Kupując samochód widziałem że chłodnica jest u góry spawana także byłem przygotowany na jej wymianę jako że koszt nie jakiś super duży.
Zakupiłem chłodnicę, taką: http://allegro.pl/nowa-chlodnica-wody-s ... 94279.html - przed zakupem podawałem sprzedawcy VIN żeby się upewnić czy wszystko gra. Miało grać. Niestety nie gra :)
Mój mechanik dzwoni do mnie dzisiaj z informacją że chłodnica nie ma korka wlewu i nie idzie jej po prostu zalać. Przesłał mi zdjęcia chłodnicy, która była w aucie, zamieszczam poniżej:


Niestety nie jest to specjalista od Subaru i może po prostu nie wie na jakiej zasadzie montuje się chłodnicę w Foresterze o ile jest to jakiś naprawdę niespotykany sposób :) Podpowiedzcie o co tu chodzi.
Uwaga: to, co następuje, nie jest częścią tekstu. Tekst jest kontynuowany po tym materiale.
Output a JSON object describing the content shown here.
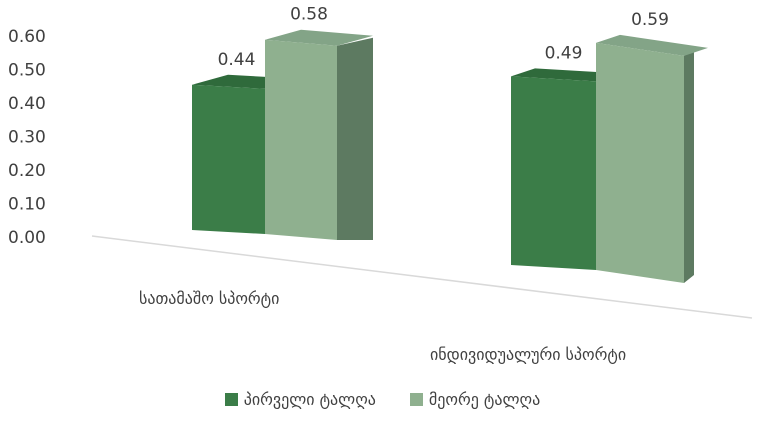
{
  "chart_data": {
    "type": "bar",
    "categories": [
      "სათამაშო სპორტი",
      "ინდივიდუალური სპორტი"
    ],
    "series": [
      {
        "name": "პირველი ტალღა",
        "values": [
          0.44,
          0.49
        ],
        "labels": [
          "0.44",
          "0.49"
        ]
      },
      {
        "name": "მეორე ტალღა",
        "values": [
          0.58,
          0.59
        ],
        "labels": [
          "0.58",
          "0.59"
        ]
      }
    ],
    "yticks": [
      "0.00",
      "0.10",
      "0.20",
      "0.30",
      "0.40",
      "0.50",
      "0.60"
    ],
    "ylim": [
      0,
      0.6
    ],
    "grid": false,
    "legend": "bottom",
    "colors": {
      "series1": "#3b7d48",
      "series1_side": "#2c5e37",
      "series1_top": "#2f6a3b",
      "series2": "#8fb08f",
      "series2_side": "#5d7a61",
      "series2_top": "#83a487",
      "text": "#404040",
      "floor": "#d9d9d9"
    }
  }
}
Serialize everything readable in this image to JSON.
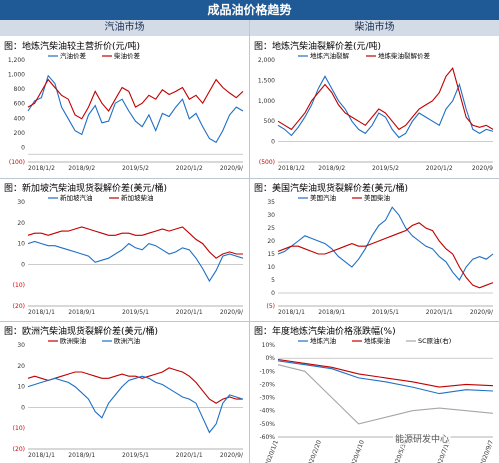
{
  "header": {
    "title": "成品油价格趋势"
  },
  "sections": {
    "left": "汽油市场",
    "right": "柴油市场"
  },
  "watermark": "能源研发中心",
  "colors": {
    "blue": "#1f6fc5",
    "red": "#c00000",
    "gray": "#a6a6a6"
  },
  "chart_data": [
    {
      "type": "line",
      "title": "图：地炼汽柴油较主营折价(元/吨)",
      "x_ticks": [
        "2018/1/2",
        "2018/9/2",
        "2019/5/2",
        "2020/1/2",
        "2020/9/"
      ],
      "y_ticks": [
        "1,200",
        "1,000",
        "800",
        "600",
        "400",
        "200",
        "0",
        "(100)"
      ],
      "ylim": [
        -100,
        1200
      ],
      "series": [
        {
          "name": "汽油价差",
          "color": "blue",
          "x": [
            "2018/1",
            "2018/2",
            "2018/3",
            "2018/4",
            "2018/5",
            "2018/6",
            "2018/7",
            "2018/8",
            "2018/9",
            "2018/10",
            "2018/11",
            "2018/12",
            "2019/1",
            "2019/2",
            "2019/3",
            "2019/4",
            "2019/5",
            "2019/6",
            "2019/7",
            "2019/8",
            "2019/9",
            "2019/10",
            "2019/11",
            "2019/12",
            "2020/1",
            "2020/2",
            "2020/3",
            "2020/4",
            "2020/5",
            "2020/6",
            "2020/7",
            "2020/8",
            "2020/9"
          ],
          "values": [
            550,
            680,
            720,
            1000,
            900,
            600,
            450,
            300,
            250,
            500,
            620,
            400,
            420,
            650,
            700,
            550,
            420,
            350,
            500,
            300,
            520,
            480,
            600,
            700,
            450,
            520,
            350,
            200,
            150,
            300,
            500,
            600,
            550
          ]
        },
        {
          "name": "柴油价差",
          "color": "red",
          "x": [
            "2018/1",
            "2018/2",
            "2018/3",
            "2018/4",
            "2018/5",
            "2018/6",
            "2018/7",
            "2018/8",
            "2018/9",
            "2018/10",
            "2018/11",
            "2018/12",
            "2019/1",
            "2019/2",
            "2019/3",
            "2019/4",
            "2019/5",
            "2019/6",
            "2019/7",
            "2019/8",
            "2019/9",
            "2019/10",
            "2019/11",
            "2019/12",
            "2020/1",
            "2020/2",
            "2020/3",
            "2020/4",
            "2020/5",
            "2020/6",
            "2020/7",
            "2020/8",
            "2020/9"
          ],
          "values": [
            600,
            650,
            800,
            950,
            850,
            750,
            700,
            500,
            450,
            600,
            800,
            650,
            550,
            700,
            850,
            800,
            600,
            650,
            750,
            700,
            820,
            760,
            800,
            850,
            700,
            750,
            650,
            800,
            950,
            850,
            780,
            720,
            800
          ]
        }
      ]
    },
    {
      "type": "line",
      "title": "图：地炼汽柴油裂解价差(元/吨)",
      "x_ticks": [
        "2018/1/2",
        "2018/9/2",
        "2019/5/2",
        "2020/1/2",
        "2020/9"
      ],
      "y_ticks": [
        "2,000",
        "1,500",
        "1,000",
        "500",
        "0",
        "(500)"
      ],
      "ylim": [
        -500,
        2000
      ],
      "series": [
        {
          "name": "地炼汽油裂解",
          "color": "blue",
          "x": [
            "2018/1",
            "2018/2",
            "2018/3",
            "2018/4",
            "2018/5",
            "2018/6",
            "2018/7",
            "2018/8",
            "2018/9",
            "2018/10",
            "2018/11",
            "2018/12",
            "2019/1",
            "2019/2",
            "2019/3",
            "2019/4",
            "2019/5",
            "2019/6",
            "2019/7",
            "2019/8",
            "2019/9",
            "2019/10",
            "2019/11",
            "2019/12",
            "2020/1",
            "2020/2",
            "2020/3",
            "2020/4",
            "2020/5",
            "2020/6",
            "2020/7",
            "2020/8",
            "2020/9"
          ],
          "values": [
            400,
            300,
            150,
            350,
            600,
            900,
            1300,
            1600,
            1300,
            1000,
            800,
            500,
            300,
            200,
            400,
            700,
            600,
            300,
            100,
            200,
            500,
            700,
            600,
            500,
            400,
            800,
            1000,
            1400,
            800,
            300,
            200,
            300,
            250
          ]
        },
        {
          "name": "地炼柴油裂解价差",
          "color": "red",
          "x": [
            "2018/1",
            "2018/2",
            "2018/3",
            "2018/4",
            "2018/5",
            "2018/6",
            "2018/7",
            "2018/8",
            "2018/9",
            "2018/10",
            "2018/11",
            "2018/12",
            "2019/1",
            "2019/2",
            "2019/3",
            "2019/4",
            "2019/5",
            "2019/6",
            "2019/7",
            "2019/8",
            "2019/9",
            "2019/10",
            "2019/11",
            "2019/12",
            "2020/1",
            "2020/2",
            "2020/3",
            "2020/4",
            "2020/5",
            "2020/6",
            "2020/7",
            "2020/8",
            "2020/9"
          ],
          "values": [
            500,
            400,
            300,
            500,
            700,
            1000,
            1200,
            1400,
            1200,
            900,
            700,
            600,
            500,
            400,
            600,
            800,
            700,
            500,
            300,
            400,
            600,
            800,
            900,
            1000,
            1200,
            1600,
            1800,
            1200,
            600,
            400,
            350,
            400,
            300
          ]
        }
      ]
    },
    {
      "type": "line",
      "title": "图：新加坡汽柴油现货裂解价差(美元/桶)",
      "x_ticks": [
        "2018/1/1",
        "2018/9/1",
        "2019/5/1",
        "2020/1/1",
        "2020/9/"
      ],
      "y_ticks": [
        "30",
        "20",
        "10",
        "0",
        "(10)",
        "(20)"
      ],
      "ylim": [
        -20,
        30
      ],
      "series": [
        {
          "name": "新加坡汽油",
          "color": "blue",
          "x": [
            "2018/1",
            "2018/2",
            "2018/3",
            "2018/4",
            "2018/5",
            "2018/6",
            "2018/7",
            "2018/8",
            "2018/9",
            "2018/10",
            "2018/11",
            "2018/12",
            "2019/1",
            "2019/2",
            "2019/3",
            "2019/4",
            "2019/5",
            "2019/6",
            "2019/7",
            "2019/8",
            "2019/9",
            "2019/10",
            "2019/11",
            "2019/12",
            "2020/1",
            "2020/2",
            "2020/3",
            "2020/4",
            "2020/5",
            "2020/6",
            "2020/7",
            "2020/8",
            "2020/9"
          ],
          "values": [
            10,
            11,
            10,
            9,
            9,
            8,
            7,
            6,
            5,
            4,
            1,
            2,
            3,
            5,
            7,
            10,
            8,
            7,
            10,
            9,
            7,
            5,
            6,
            8,
            7,
            3,
            -2,
            -8,
            -3,
            4,
            5,
            4,
            3
          ]
        },
        {
          "name": "新加坡柴油",
          "color": "red",
          "x": [
            "2018/1",
            "2018/2",
            "2018/3",
            "2018/4",
            "2018/5",
            "2018/6",
            "2018/7",
            "2018/8",
            "2018/9",
            "2018/10",
            "2018/11",
            "2018/12",
            "2019/1",
            "2019/2",
            "2019/3",
            "2019/4",
            "2019/5",
            "2019/6",
            "2019/7",
            "2019/8",
            "2019/9",
            "2019/10",
            "2019/11",
            "2019/12",
            "2020/1",
            "2020/2",
            "2020/3",
            "2020/4",
            "2020/5",
            "2020/6",
            "2020/7",
            "2020/8",
            "2020/9"
          ],
          "values": [
            14,
            15,
            15,
            14,
            15,
            16,
            16,
            17,
            18,
            17,
            16,
            15,
            14,
            14,
            15,
            15,
            14,
            14,
            15,
            16,
            17,
            16,
            17,
            18,
            15,
            12,
            10,
            6,
            3,
            5,
            6,
            5,
            5
          ]
        }
      ]
    },
    {
      "type": "line",
      "title": "图：美国汽柴油现货裂解价差(美元/桶)",
      "x_ticks": [
        "2018/1/1",
        "2018/9/1",
        "2019/5/1",
        "2020/1/1",
        "2020/9/"
      ],
      "y_ticks": [
        "35",
        "30",
        "25",
        "20",
        "15",
        "10",
        "5",
        "0",
        "(5)"
      ],
      "ylim": [
        -5,
        35
      ],
      "series": [
        {
          "name": "美国汽油",
          "color": "blue",
          "x": [
            "2018/1",
            "2018/2",
            "2018/3",
            "2018/4",
            "2018/5",
            "2018/6",
            "2018/7",
            "2018/8",
            "2018/9",
            "2018/10",
            "2018/11",
            "2018/12",
            "2019/1",
            "2019/2",
            "2019/3",
            "2019/4",
            "2019/5",
            "2019/6",
            "2019/7",
            "2019/8",
            "2019/9",
            "2019/10",
            "2019/11",
            "2019/12",
            "2020/1",
            "2020/2",
            "2020/3",
            "2020/4",
            "2020/5",
            "2020/6",
            "2020/7",
            "2020/8",
            "2020/9"
          ],
          "values": [
            15,
            16,
            18,
            20,
            22,
            21,
            20,
            19,
            17,
            14,
            12,
            10,
            13,
            17,
            22,
            26,
            28,
            33,
            30,
            25,
            22,
            20,
            18,
            17,
            14,
            12,
            8,
            5,
            10,
            13,
            14,
            13,
            15
          ]
        },
        {
          "name": "美国柴油",
          "color": "red",
          "x": [
            "2018/1",
            "2018/2",
            "2018/3",
            "2018/4",
            "2018/5",
            "2018/6",
            "2018/7",
            "2018/8",
            "2018/9",
            "2018/10",
            "2018/11",
            "2018/12",
            "2019/1",
            "2019/2",
            "2019/3",
            "2019/4",
            "2019/5",
            "2019/6",
            "2019/7",
            "2019/8",
            "2019/9",
            "2019/10",
            "2019/11",
            "2019/12",
            "2020/1",
            "2020/2",
            "2020/3",
            "2020/4",
            "2020/5",
            "2020/6",
            "2020/7",
            "2020/8",
            "2020/9"
          ],
          "values": [
            16,
            17,
            18,
            18,
            17,
            16,
            15,
            15,
            16,
            17,
            18,
            19,
            18,
            18,
            19,
            20,
            21,
            22,
            23,
            24,
            26,
            27,
            25,
            24,
            20,
            17,
            15,
            10,
            6,
            3,
            2,
            3,
            4
          ]
        }
      ]
    },
    {
      "type": "line",
      "title": "图：欧洲汽柴油现货裂解价差(美元/桶)",
      "x_ticks": [
        "2018/1/1",
        "2018/9/1",
        "2019/5/1",
        "2020/1/1",
        "2020/9/"
      ],
      "y_ticks": [
        "30",
        "20",
        "10",
        "0",
        "(10)",
        "(20)"
      ],
      "ylim": [
        -20,
        30
      ],
      "series": [
        {
          "name": "欧洲柴油",
          "color": "red",
          "x": [
            "2018/1",
            "2018/2",
            "2018/3",
            "2018/4",
            "2018/5",
            "2018/6",
            "2018/7",
            "2018/8",
            "2018/9",
            "2018/10",
            "2018/11",
            "2018/12",
            "2019/1",
            "2019/2",
            "2019/3",
            "2019/4",
            "2019/5",
            "2019/6",
            "2019/7",
            "2019/8",
            "2019/9",
            "2019/10",
            "2019/11",
            "2019/12",
            "2020/1",
            "2020/2",
            "2020/3",
            "2020/4",
            "2020/5",
            "2020/6",
            "2020/7",
            "2020/8",
            "2020/9"
          ],
          "values": [
            14,
            15,
            14,
            13,
            14,
            15,
            16,
            17,
            17,
            16,
            15,
            14,
            14,
            15,
            16,
            15,
            15,
            14,
            15,
            16,
            17,
            19,
            18,
            17,
            15,
            12,
            8,
            4,
            2,
            4,
            5,
            4,
            4
          ]
        },
        {
          "name": "欧洲汽油",
          "color": "blue",
          "x": [
            "2018/1",
            "2018/2",
            "2018/3",
            "2018/4",
            "2018/5",
            "2018/6",
            "2018/7",
            "2018/8",
            "2018/9",
            "2018/10",
            "2018/11",
            "2018/12",
            "2019/1",
            "2019/2",
            "2019/3",
            "2019/4",
            "2019/5",
            "2019/6",
            "2019/7",
            "2019/8",
            "2019/9",
            "2019/10",
            "2019/11",
            "2019/12",
            "2020/1",
            "2020/2",
            "2020/3",
            "2020/4",
            "2020/5",
            "2020/6",
            "2020/7",
            "2020/8",
            "2020/9"
          ],
          "values": [
            10,
            11,
            12,
            13,
            14,
            13,
            12,
            10,
            7,
            4,
            -2,
            -5,
            2,
            6,
            10,
            13,
            14,
            15,
            14,
            12,
            11,
            9,
            7,
            5,
            4,
            2,
            -5,
            -12,
            -8,
            2,
            6,
            5,
            4
          ]
        }
      ]
    },
    {
      "type": "line",
      "title": "图：年度地炼汽柴油价格涨跌幅(%)",
      "x_ticks": [
        "2020/1/1",
        "2020/2/20",
        "2020/4/10",
        "2020/5/30",
        "2020/7/19",
        "2020/9/7"
      ],
      "y_ticks": [
        "10%",
        "0%",
        "-10%",
        "-20%",
        "-30%",
        "-40%",
        "-50%",
        "-60%"
      ],
      "ylim": [
        -60,
        10
      ],
      "series": [
        {
          "name": "地炼汽油",
          "color": "blue",
          "x": [
            "2020/1",
            "2020/2",
            "2020/3",
            "2020/4",
            "2020/5",
            "2020/6",
            "2020/7",
            "2020/8",
            "2020/9"
          ],
          "values": [
            -2,
            -5,
            -8,
            -15,
            -18,
            -22,
            -27,
            -24,
            -25
          ]
        },
        {
          "name": "地炼柴油",
          "color": "red",
          "x": [
            "2020/1",
            "2020/2",
            "2020/3",
            "2020/4",
            "2020/5",
            "2020/6",
            "2020/7",
            "2020/8",
            "2020/9"
          ],
          "values": [
            -1,
            -4,
            -7,
            -12,
            -15,
            -18,
            -22,
            -20,
            -21
          ]
        },
        {
          "name": "SC原油(右)",
          "color": "gray",
          "x": [
            "2020/1",
            "2020/2",
            "2020/3",
            "2020/4",
            "2020/5",
            "2020/6",
            "2020/7",
            "2020/8",
            "2020/9"
          ],
          "values": [
            -5,
            -10,
            -30,
            -50,
            -45,
            -40,
            -38,
            -40,
            -42
          ]
        }
      ]
    }
  ]
}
Z góry dzięki.
Cheers!
EDIT: Znalazłem na youtube filmik, na którym gość pokazuje chłodnicę do Forestera i mówi że różnica pomiędzy chłodnicą do turbo i N/A polega właśnie na obecności wlewu. Turbo go nie mają a N/A mają. Ile w tym prawdy?
EDIT2: Po obserwacji większości chłodnic do mojego rocznika dostępnych na Allegro zauważyłem, że wszystkie które mają korek wlewu opisane są jako do samochodów z automatyczną skrzynią biegów. Czy to możliwe żeby w moim foresterze gdzie skrzynia jest manualna do tej pory siedziała chłodnica do automatu? Czy to sprawia jakąś różnicę dla całego układu jeżeli przy manualnej skrzyni wstawię chłodnicę od automatu?